Schooldays are the happiest days of your life? Well, there are plenty of belly laughs in the BBC3 classroom with the third series of Bad Education. It’s the new term and the kids have come down with a serious dose of puberty over the holidays. Jing has turned into a Camus-quoting existentialist, regular fall-guy Joe has gone vegan while Rem Dogg has gone full emo about five years too late.
But to be very honest little has really changed apart from the haircuts in this consistently witty, quietly conventional sitcom. Stephen (Layton Williams) is still intent on dancing and vogueing his way to stardom, Mitchell (Charlie Wernham) is still the yob with a heart (and a crush on new classmate Cleo) and overgrown kid Alfie Wickers (Jack Whitehall) is still an A-star twat of a teacher. The first episode finds Alfie in danger of losing his job when it turns out that the school is broke and staff cuts have to be made.
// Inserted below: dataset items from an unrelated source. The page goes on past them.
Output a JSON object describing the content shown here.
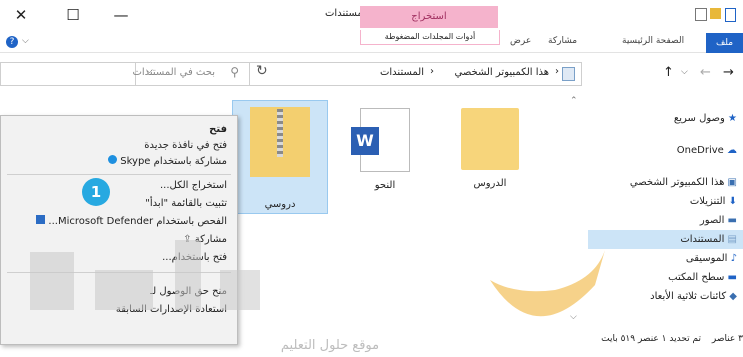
{
  "window": {
    "title": "المستندات"
  },
  "ribbon": {
    "context_tab": "استخراج",
    "context_sub": "أدوات المجلدات المضغوطة",
    "tabs": {
      "file": "ملف",
      "home": "الصفحة الرئيسية",
      "share": "مشاركة",
      "view": "عرض"
    }
  },
  "address": {
    "path": [
      "هذا الكمبيوتر الشخصي",
      "المستندات"
    ],
    "search_placeholder": "بحث في المستندات"
  },
  "nav": {
    "items": [
      {
        "label": "وصول سريع",
        "icon": "star-icon"
      },
      {
        "label": "OneDrive",
        "icon": "cloud-icon"
      },
      {
        "label": "هذا الكمبيوتر الشخصي",
        "icon": "computer-icon"
      },
      {
        "label": "التنزيلات",
        "icon": "download-icon"
      },
      {
        "label": "الصور",
        "icon": "pictures-icon"
      },
      {
        "label": "المستندات",
        "icon": "documents-icon",
        "selected": true
      },
      {
        "label": "الموسيقى",
        "icon": "music-icon"
      },
      {
        "label": "سطح المكتب",
        "icon": "desktop-icon"
      },
      {
        "label": "كائنات ثلاثية الأبعاد",
        "icon": "objects-3d-icon"
      }
    ]
  },
  "files": [
    {
      "name": "الدروس",
      "type": "folder"
    },
    {
      "name": "النحو",
      "type": "word"
    },
    {
      "name": "دروسي",
      "type": "zip"
    }
  ],
  "context_menu": {
    "group1": [
      "فتح",
      "فتح في نافذة جديدة",
      "مشاركة باستخدام Skype"
    ],
    "group2": [
      "استخراج الكل...",
      "تثبيت بالقائمة \"ابدأ\"",
      "الفحص باستخدام Microsoft Defender...",
      "مشاركة",
      "فتح باستخدام..."
    ],
    "group3": [
      "منح حق الوصول لـ",
      "استعادة الإصدارات السابقة"
    ]
  },
  "callout": {
    "number": "1"
  },
  "status": {
    "items": "٣ عناصر",
    "selected": "تم تحديد ١ عنصر ٥١٩ بايت"
  },
  "watermark": {
    "text": "موقع حلول التعليم"
  },
  "colors": {
    "accent": "#1f63c6",
    "context_tab": "#f5b3cc",
    "selection": "#cce4f7",
    "callout": "#27a9e1"
  }
}
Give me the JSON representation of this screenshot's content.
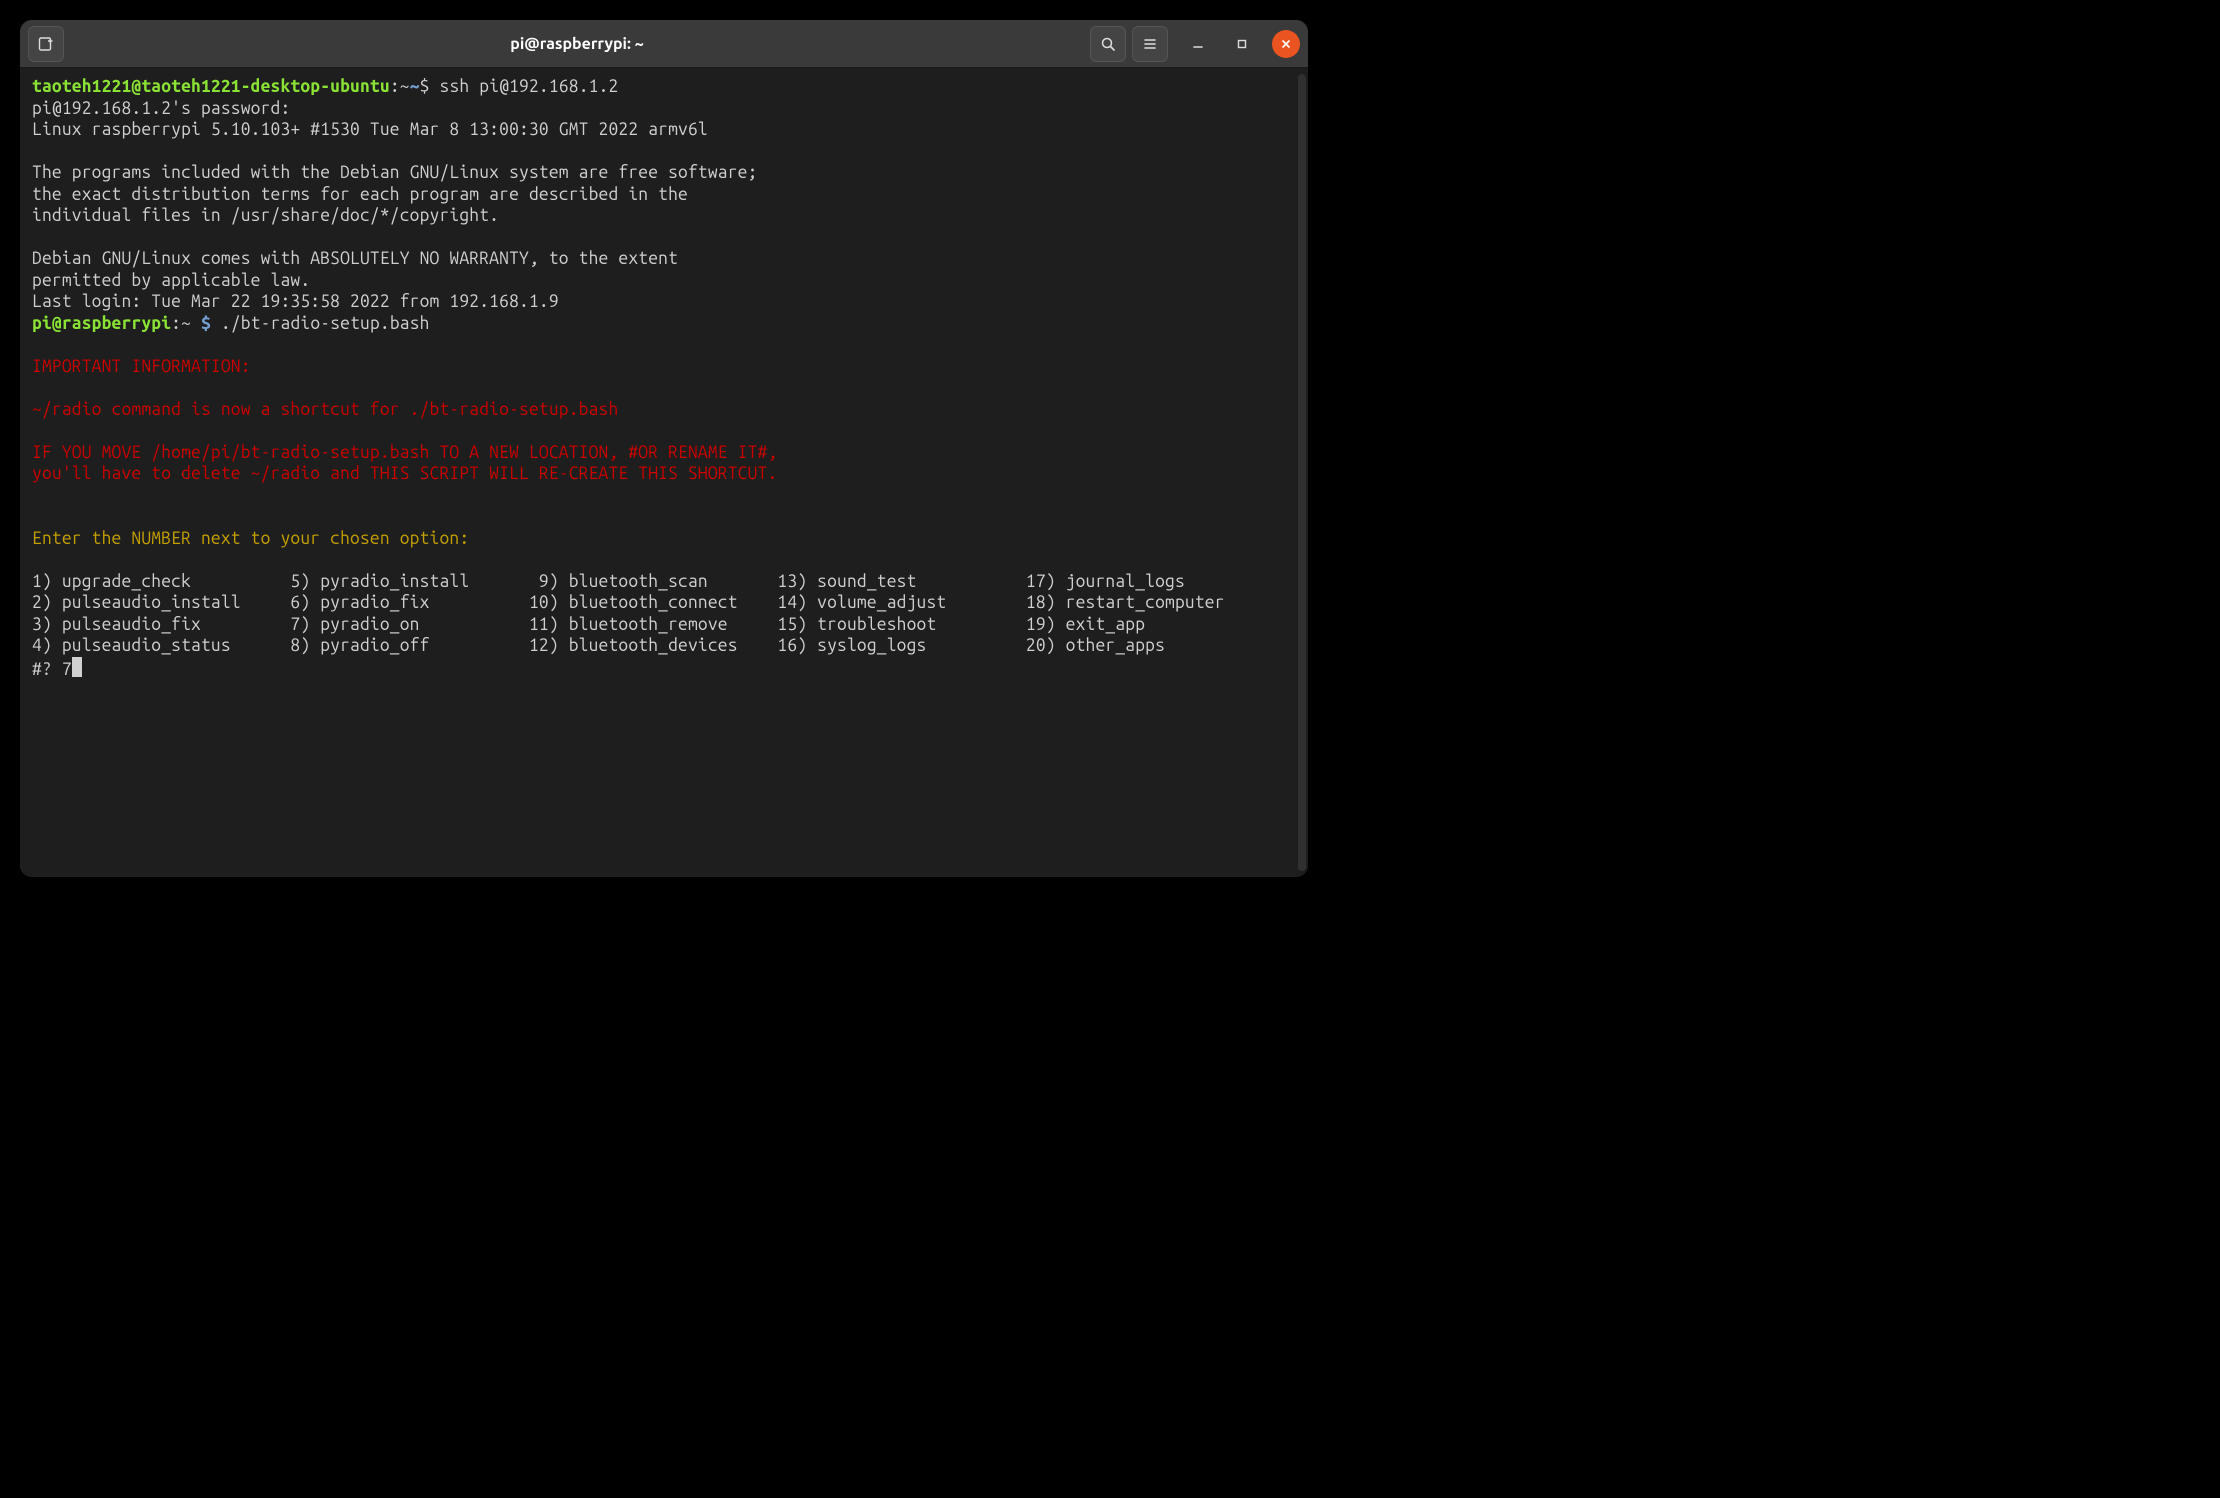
{
  "window": {
    "title": "pi@raspberrypi: ~"
  },
  "prompts": {
    "local_user": "taoteh1221@taoteh1221-desktop-ubuntu",
    "local_path": ":~",
    "local_dollar": "$ ",
    "ssh_cmd": "ssh pi@192.168.1.2",
    "remote_user": "pi@raspberrypi",
    "remote_path": ":~ ",
    "remote_dollar": "$ ",
    "remote_cmd": "./bt-radio-setup.bash"
  },
  "motd": {
    "pwline": "pi@192.168.1.2's password:",
    "kernel": "Linux raspberrypi 5.10.103+ #1530 Tue Mar 8 13:00:30 GMT 2022 armv6l",
    "l1": "The programs included with the Debian GNU/Linux system are free software;",
    "l2": "the exact distribution terms for each program are described in the",
    "l3": "individual files in /usr/share/doc/*/copyright.",
    "l4": "Debian GNU/Linux comes with ABSOLUTELY NO WARRANTY, to the extent",
    "l5": "permitted by applicable law.",
    "lastlogin": "Last login: Tue Mar 22 19:35:58 2022 from 192.168.1.9"
  },
  "script": {
    "hdr": "IMPORTANT INFORMATION:",
    "l1": "~/radio command is now a shortcut for ./bt-radio-setup.bash",
    "l2": "IF YOU MOVE /home/pi/bt-radio-setup.bash TO A NEW LOCATION, #OR RENAME IT#,",
    "l3": "you'll have to delete ~/radio and THIS SCRIPT WILL RE-CREATE THIS SHORTCUT.",
    "choose": "Enter the NUMBER next to your chosen option:",
    "menu_row1": "1) upgrade_check          5) pyradio_install       9) bluetooth_scan       13) sound_test           17) journal_logs",
    "menu_row2": "2) pulseaudio_install     6) pyradio_fix          10) bluetooth_connect    14) volume_adjust        18) restart_computer",
    "menu_row3": "3) pulseaudio_fix         7) pyradio_on           11) bluetooth_remove     15) troubleshoot         19) exit_app",
    "menu_row4": "4) pulseaudio_status      8) pyradio_off          12) bluetooth_devices    16) syslog_logs          20) other_apps",
    "prompt": "#? ",
    "input": "7"
  },
  "menu_options": [
    {
      "n": 1,
      "name": "upgrade_check"
    },
    {
      "n": 2,
      "name": "pulseaudio_install"
    },
    {
      "n": 3,
      "name": "pulseaudio_fix"
    },
    {
      "n": 4,
      "name": "pulseaudio_status"
    },
    {
      "n": 5,
      "name": "pyradio_install"
    },
    {
      "n": 6,
      "name": "pyradio_fix"
    },
    {
      "n": 7,
      "name": "pyradio_on"
    },
    {
      "n": 8,
      "name": "pyradio_off"
    },
    {
      "n": 9,
      "name": "bluetooth_scan"
    },
    {
      "n": 10,
      "name": "bluetooth_connect"
    },
    {
      "n": 11,
      "name": "bluetooth_remove"
    },
    {
      "n": 12,
      "name": "bluetooth_devices"
    },
    {
      "n": 13,
      "name": "sound_test"
    },
    {
      "n": 14,
      "name": "volume_adjust"
    },
    {
      "n": 15,
      "name": "troubleshoot"
    },
    {
      "n": 16,
      "name": "syslog_logs"
    },
    {
      "n": 17,
      "name": "journal_logs"
    },
    {
      "n": 18,
      "name": "restart_computer"
    },
    {
      "n": 19,
      "name": "exit_app"
    },
    {
      "n": 20,
      "name": "other_apps"
    }
  ]
}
This, inevitably, is due to a dodgy business venture involving a pitifully poor fashion range designed by bell-end headmaster Mr Fraser (Mathew Horne), who this year has opted for a fetchingly naff Peter Andre-style curtain fringe.
It is not quite explained then how they have found the budget to employ Alfie’s dad Martin as new Deputy Head, but his addition to the cast is good for the comic plot, with Harry Enfield playing Martin like a cross between Alan Sugar and Colin Hunt. Before you know it a strike has been called, with the teachers and pupils manning the barricades together as if they are in Les Mis. Although I don’t ever recall seeing a hog roast or mixing desks in Les Mis.
What is good about Bad Education – apart from the obligatory gross-out giggles – is that it is so uncynical. There is no attempt whatsoever to make this a cool Skins-type series. Underneath any superficial bravado the daft kids at Abbey Grove Comprehensive are all pretty decent. And Alfie, despite a impressively high level of stupidity that makes you wonder how he ever landed the job in the first place, does care about his class.
If you are looking for character development you have come to the wrong place. Bad Education will always go for the gag first, the narrative second. There’s a very stupid mock online advert for Mr Fraser’s latest hopeless invention, the Segdesk – part-Segway, part, erm, desk – which feels inserted at random but is still very funny. And co-writer Whitehall is very well cast. It is easy to be dismissive and say that his posh-teacher schtick is no great stretch, but full marks to Whitehall, it is hard work to look this thick.
The League of Gentlemen’s Jeremy Dyson is a script editor but I can’t see much in the way of dark, perverse comedy. Although Alfie does get some tomatoes thrown at him. But for BBC3 the script is genuinely ambitious and certainly can't be accused of dumbing down. Of course there are quips about porn and Game of Thrones, but there are also references to Sartre and Kierkegaard. I don't think this is the intention, but I ended up wishing that I’d gone to a school like Abbey Grove. And maybe even had a teacher like Alfie.
Bad Education is on BBC3 at 10pm, Tuesdays.